From Sketching People: Life Drawing Basics by Jeff Mellem
“Gesture is the first step in creating drawings from your imagination. Or maybe I should say re-creating because you are attempting to translate what you saw in a moment into a drawing that may take several minutes to develop.
“In public settings, subjects rarely stay still for very long. They are constantly gesturing or shifting their weight. If they are doing something very active like playing basketball or even just walking, they will only maintain a pose for a fraction of a second.
“Gesture allows you to quickly convey what your subject is doing. It gives a solid foundation so that when the drawing is further developed the figure maintains a fluid, orchestrated rhythm. If this foundation is weak, the final drawing will be, too.”
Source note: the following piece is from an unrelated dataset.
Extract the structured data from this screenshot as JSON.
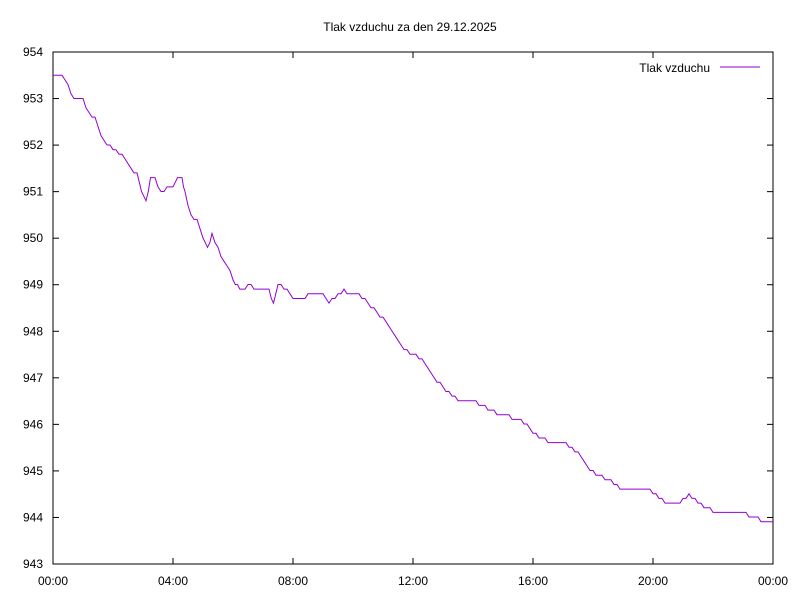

From Sketchbook Confidential – featuring Roberto (Bob) Cardinale
“When sketching, I try to be very conscious about the feeling of the piece and what part or parts I have to exaggerate in order to get the feeling that I am after. When I sketch, I feel very open and relaxed, as I am not trying to do a finished or important drawing. It’s as if I’m just thinking about a form and not trying to create one.The sketch is free to do what it wants, and I feel no need to exert control over it.”
From Sketchbook Confidential – featuring Kate Starling
“I always make a composition sketch before I start to paint, and while this started as a discipline to eliminate false starts in painting, I’ve found that it’s a way of focusing my mind to the painting process. By sketching, I calm down and ready myself to concentrate; in a short while I can feel myself click into a different mental state.”